Application of AU500 Series Inverter on Ball Mill

Introduction

For an extended period, industries such as chemicals, cement, and ceramics have commonly used ball mills for raw material grinding. These ball mills traditionally adopt a frequency-sensitive resistor voltage-drop starting method, leading to excessive material grinding, extended grinding cycles, low grinding efficiency, high unit product power consumption, substantial startup current, significant impact on equipment and the power grid, and challenging electrical equipment maintenance. This not only poses challenges for electrical technicians but also severely hinders rapid development in various industrial enterprises. To address these issues, the development of a ball mill with smooth startup, high grinding efficiency, large output, and low energy consumption—a variable frequency speed control system—became imperative.

Main Structure

A ball mill primarily consists of a transmission device, barrel device, feeding device, discharging device, and electrical control device.

Working Principle

A ball mill comprises feeding, discharging, rotating, and transmission parts (reducer, small gear, motor, and electrical control). In the ceramic industry, the horizontally placed barrel is divided by partitions (plates with many small holes—screen plates) into 2 to 4 grinding chambers. Each chamber contains grinding bodies of a certain shape and size. When the barrel rotates, materials and grinding bodies are lifted to a certain height under the action of friction and centrifugal force. Then, under the force of gravity, they fall along an approximate parabolic trajectory, impacting and grinding another portion of the material at the bottom of the barrel. This results in a certain axial movement that promotes uniform grinding and mixing of materials. Ball mills can be categorized into dry and wet grinding based on the process.

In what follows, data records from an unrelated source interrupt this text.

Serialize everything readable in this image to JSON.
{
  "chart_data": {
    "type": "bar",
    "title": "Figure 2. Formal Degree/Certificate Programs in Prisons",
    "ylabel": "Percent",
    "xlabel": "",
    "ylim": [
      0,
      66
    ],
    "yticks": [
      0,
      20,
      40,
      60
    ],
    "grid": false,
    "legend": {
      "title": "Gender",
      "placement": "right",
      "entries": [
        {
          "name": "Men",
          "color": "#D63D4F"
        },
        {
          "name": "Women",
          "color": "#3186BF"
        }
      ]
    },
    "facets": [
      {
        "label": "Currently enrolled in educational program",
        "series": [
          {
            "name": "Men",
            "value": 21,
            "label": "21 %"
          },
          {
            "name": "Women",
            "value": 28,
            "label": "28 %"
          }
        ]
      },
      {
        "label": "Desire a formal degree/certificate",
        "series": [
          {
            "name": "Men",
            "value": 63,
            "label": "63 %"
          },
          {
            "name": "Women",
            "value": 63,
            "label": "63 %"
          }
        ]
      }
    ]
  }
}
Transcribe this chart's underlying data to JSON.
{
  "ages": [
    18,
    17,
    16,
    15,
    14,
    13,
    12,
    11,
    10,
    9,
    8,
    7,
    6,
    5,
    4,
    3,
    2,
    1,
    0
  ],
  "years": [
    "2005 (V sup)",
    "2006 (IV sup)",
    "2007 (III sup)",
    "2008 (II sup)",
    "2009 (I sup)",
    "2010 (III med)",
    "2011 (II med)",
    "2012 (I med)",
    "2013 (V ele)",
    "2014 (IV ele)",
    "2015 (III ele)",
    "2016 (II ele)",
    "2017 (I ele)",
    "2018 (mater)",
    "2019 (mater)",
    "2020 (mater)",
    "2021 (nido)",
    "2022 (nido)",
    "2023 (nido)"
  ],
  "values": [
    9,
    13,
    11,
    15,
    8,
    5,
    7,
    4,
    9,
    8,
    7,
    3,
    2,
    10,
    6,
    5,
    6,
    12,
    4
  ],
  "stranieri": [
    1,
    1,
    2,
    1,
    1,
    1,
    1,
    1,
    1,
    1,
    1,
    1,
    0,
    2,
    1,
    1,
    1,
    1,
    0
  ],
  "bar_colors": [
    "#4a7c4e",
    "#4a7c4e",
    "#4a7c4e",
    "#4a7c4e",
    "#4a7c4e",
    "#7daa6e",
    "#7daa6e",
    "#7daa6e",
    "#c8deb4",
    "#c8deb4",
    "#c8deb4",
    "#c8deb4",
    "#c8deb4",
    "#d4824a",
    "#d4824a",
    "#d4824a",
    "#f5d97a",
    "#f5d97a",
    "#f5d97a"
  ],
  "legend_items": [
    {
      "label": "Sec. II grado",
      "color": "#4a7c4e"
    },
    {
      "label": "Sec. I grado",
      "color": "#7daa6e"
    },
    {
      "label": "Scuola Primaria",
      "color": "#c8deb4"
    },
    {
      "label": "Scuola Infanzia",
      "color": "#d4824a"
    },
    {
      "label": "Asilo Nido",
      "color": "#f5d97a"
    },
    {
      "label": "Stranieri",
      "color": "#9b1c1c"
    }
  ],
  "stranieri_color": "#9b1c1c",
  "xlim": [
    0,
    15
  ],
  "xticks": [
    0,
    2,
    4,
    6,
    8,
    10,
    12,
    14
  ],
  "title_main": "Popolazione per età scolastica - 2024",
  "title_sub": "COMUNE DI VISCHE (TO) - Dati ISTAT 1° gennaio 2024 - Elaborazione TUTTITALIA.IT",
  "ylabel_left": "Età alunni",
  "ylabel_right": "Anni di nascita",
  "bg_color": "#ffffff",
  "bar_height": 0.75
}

Basic Electrical Control Device

Most ball mills use a frequency-sensitive resistor as a starting device, which, during the moment of startup, imposes a significant impact on the power grid. Additionally, the required torque decreases during operation, providing ample energy-saving potential.

Retrofit Scheme

Considering the existing issues in the original condition and the requirements of the production process, the retrofitted ball mill system should meet the following criteria:

Sufficient starting torque to meet the high load capacity of the ball mill, ensuring stable motor operation under variable frequency conditions and guaranteeing constant power characteristics.

Utilization of a variable frequency speed control system to transform the original ball mill drive system, ensuring normal operation at low speeds, facilitating normal process control, extending the lifespan of the ball mill and the motor, and reducing maintenance.

The retrofitted equipment should feature automatic control, manual/power frequency switching, and fault auto-switching functions, overcoming the voltage rise caused by the large inertia of the ball mill and effectively ensuring normal equipment operation.

Inverter Selection

Following the aforementioned principles, the Ausenist AU500 series ball mill dedicated inverter is selected to meet the specified operating conditions.

Characteristics of the Inverter

Satisfies the characteristics of low-speed operation and large starting torque of the ball mill, achieving continuously adjustable operating speeds. The motor exhibits no impact current during startup, ensuring sufficient starting torque and comprehensive protection features. This guarantees the quality of process control and saves maintenance costs.

Some customers have attempted retrofitting with other brands' general-purpose inverters, but the results were not ideal. Ausenist Electrical, drawing on years of retrofitting experience, utilizes the AU500 series ball mill dedicated inverter's internally set V/F curve to optimize startup and acceleration performance. This custom V/F curve is tailored to the working characteristics of the ball mill itself, proving to be operationally stable and reliable in practice.